EF1 and EF2 were the edge filters filtered the excitation of laser and DM1 and DM2 helped in differentiate between the reflected and transmitted components and the scattering Raman light was collected by the objective. This is coupled to a 300 μm center multimode fiber (Thorlabs, Newton, NJ, U.S.A.) which conveys the Raman scattering light to a Tornado HyperFlux U1 spectrometer (Tornado Ghostly Systems, Toronto, ON, Canada)[1]. The arrangement likewise incorporates a brilliant field imaging capacity using a white LED source and CCD camera (Thorlabs) in the back-reflection setup; this subsystem is valuable for setting a suitable stream rate inside the stream cell as depicted beneath in Section D [1].
The Raman stream cell comprises of two syringe pumps and a quartz capillary. The thin-walled (0.01 mm) capillary is made out of boron-rich quartz with diameter of 1.5 mm. This is installed inside a the long way channel processed on a strong (25 mm x 50 mm) aluminum slide and held set up from either end utilizing channel tape.
For maintaining the steady flow through the sample Pumps arranged in such a way that one pumps create negative flow pressure and one pump create positive flow pressure at last the direction of measurement flow was reversed so that the sample came back into first syringe. In all the steps system was flushing with 100% sodium hypochlorite for purification of the capillary tube. followed by multiple times flushing with refined water.
Characterization of the flow cell
Stream properties of the framework were described by axial velocity estimations of 5 μm polystyrene beads in water moving through the framework. An arrangement of splendid field images of the streaming beads at a given depth inside the cylinder was investigated in Image, to decide the stream speed at that depth. This technique repeated at various depths inside the tube
Estimation of the Raman signal for streamed(flowed) and static blood
For the comparison between both flowed and static blood. There was 14 statics and 14 flow time was collected for three distinct samples of the same donor. Each time arrangement was made out of 100 back to back 2s Raman spectra. The laser was at first shuttered and the blood was static. At that point, the blood was streamed with a dwell time of 0.4s, for a 30s term to arrive at flow condition. The laser was un-shuttered and a 200 s time arrangement of the streamed blood was procured.
After the FTS, the laser shuttered and the stream proceeded for 30 s to acquire a fresh sample. The stream was halted and the framework was permitted to settle to a static state (zero flow) more than 60 s. At that point, the laser was un-shuttered again and a solitary volume of blood was presented to the laser for 200 s comparing to a solitary STS. At long last, the laser was re-shuttered and a similar strategy rehashed until a sum of 14 STS and 14 FTS were procured [1].
Raman spectral estimations of ordinary and hydrogen peroxide treated blood
This examination was performed on blood streaming in the quartz tube at 2.2 uL/min flow rate with an exposure dwell time of 0.22s and 120 kW cm-2 power density. The aggregate estimation time Tm, for one blood test, including the ideal opportunity for stacking the blood test into the stream cell, the ideal opportunity for getting 500 Raman spectra of flowed blood, trailed by the time for cleaning of the stream cell, was observed. A convention was grown so that each control or peroxide treated blood test was presented to surrounding oxygen for the equivalent measure of time Tm. This guaranteed each blood test had been oxidized/matured by the equivalent amount. The average Tm was 50 minutes and estimations were performed on every dose group [1].

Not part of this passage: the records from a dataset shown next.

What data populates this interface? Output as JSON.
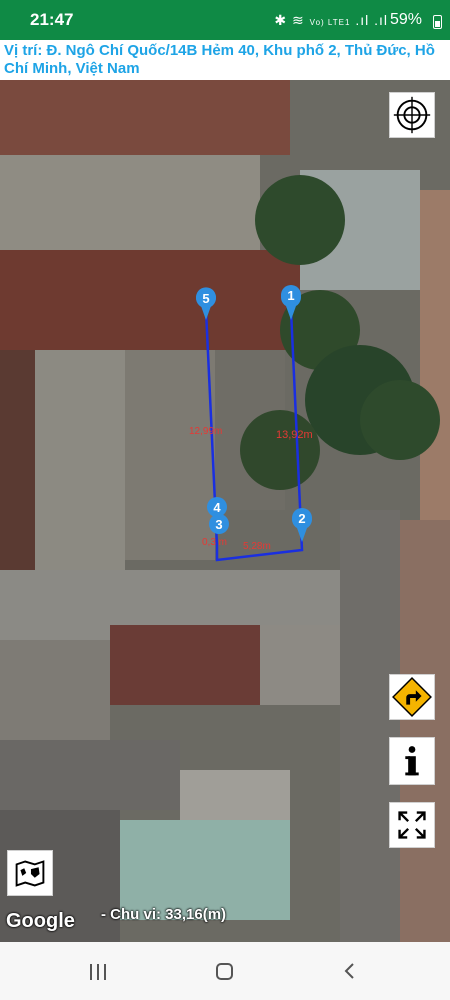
{
  "status_bar": {
    "time": "21:47",
    "icons": [
      "bluetooth-icon",
      "wifi-icon",
      "volte-icon",
      "signal-icon",
      "signal-icon"
    ],
    "network_label": "Vo) LTE1",
    "battery": "59%"
  },
  "location": {
    "text": "Vị trí: Đ. Ngô Chí Quốc/14B Hẻm 40, Khu phố 2, Thủ Đức, Hồ Chí Minh, Việt Nam"
  },
  "map": {
    "markers": [
      {
        "label": "1"
      },
      {
        "label": "2"
      },
      {
        "label": "3"
      },
      {
        "label": "4"
      },
      {
        "label": "5"
      }
    ],
    "segment_lengths": [
      "13,92m",
      "5,28m",
      "0,3 m",
      "12,99m"
    ],
    "line_color": "#1a2fe0",
    "marker_color": "#2f8fe0",
    "measure_text_color": "#e53935",
    "buttons": {
      "locate": "crosshair-icon",
      "directions": "turn-right-icon",
      "info": "info-icon",
      "fullscreen": "fullscreen-icon",
      "map_type": "map-icon"
    },
    "attribution": "Google",
    "perimeter_text": "- Chu vi: 33,16(m)"
  },
  "nav_bar": {
    "buttons": [
      "recent-apps-icon",
      "home-icon",
      "back-icon"
    ]
  },
  "colors": {
    "status_bar": "#0f8a45",
    "location_text": "#1ea4e6"
  }
}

The experiments and data analysis were designed to determine the optimum clinical conditions for the Raman blood spectrum.
Raman blood spectrum at different densities of laser power
Raman spectra are collected at three separate laser power densities from streaming and stationary blood. The Raman spectra are controlled as predicted by hemoglobin's vibrational modes that were established by previous researches. The preliminary assignments of molecular bands are provided in the appendix in Table 1 from previous research papers and are consistent with previous reports of whole blood and RBC Raman spectra [10,14]. The absence of peaks at specific Raman shifts in the study which were evident in previous papers even at higher density (165 kWcm-2) employed suggest that there was no photodegradation of blood samples at various densities and time period.
Detection of aging effects in the Raman spectra of blood
Due to auto-oxidation, the flow cell-based RS system is highly sensitive to detect changes in blood as it ages. Figure 6 provides a comparison of the first and last time-series’ mean Raman spectra separated for the fixed blood and flowed blood by 160 minutes. The background fluorescence reduces as a function of time in Fig. 4(a) and Fig. 4(b) for both static and flowing blood. The mean of the first and last time series of the background-subtracted Raman spectra for static and flowing blood is shown in Fig. 4(c) and 4(d) in each case. The difference spectra for static blood and flowed blood between the first and last time series is shown in Fig. 4(e) and Fig. 4(f).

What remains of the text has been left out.